Celestial Orchestration
When I sent him a song from the revered classic Carnātic singer Madurai Shanmukhavadivu Subbulakshmi, Gunther Weil, (a protégé of no less than Abraham Maslow himself) sent me an article on another Indian classic singer. It described his singing as a voice whose “absolute control over pitch and tone constituted a kind of esoteric science, a bridge between the singing of the Vedic Gods at the origin of time and the cosmic, vibrational physics and neurochemistry of the future-shocked freaks”. Something happens to me when I listen to and sing with Subbulakshmi in Sānskrit, and I cannot describe it completely in words. Listening to this great soul sing is experiencing the flow of delicate and ethereal waves, awakening the awareness of layers upon layers of consciousness, an ornate orchestration of compassion; an ascending improvisation of virtues, and a cascading unlocking of dopamine, serotonin and oxytocin gates in the brain. A voice formed not just by anatomical goodness, but also by the rigor and discipline of the mind and a spirit as deep as the deepest ocean and as liberal as the sapphire blue sky.

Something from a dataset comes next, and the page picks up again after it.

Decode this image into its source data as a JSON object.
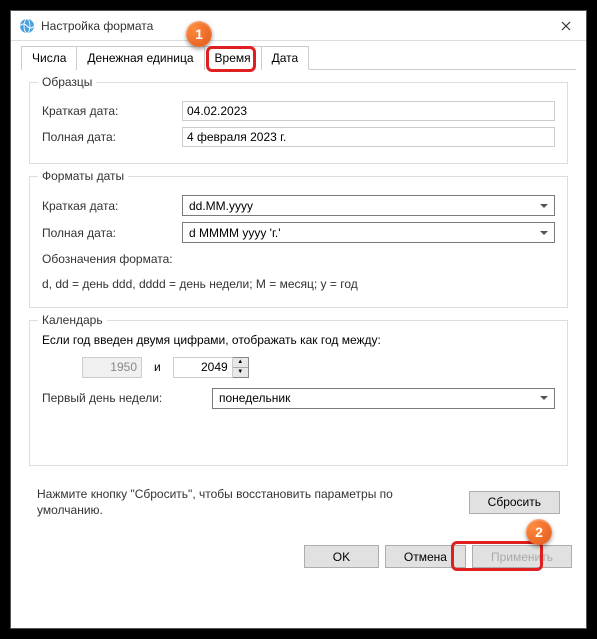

My grandfather used to say that my grandmother looked a lot like Subbulakshmi, an oft-acknowledged fact independent of his biases by the entire neighborhood. But in my case, Subbulakshmi’s voice reminds me so much about my grandmother. My grandmother was and will always be the personification of compassion. And by transitive closure therefore, it suffices to say that as was the case of puṇya kōti the basic framework of the entire cosmic expanse is deep and indivisible celestial compassion.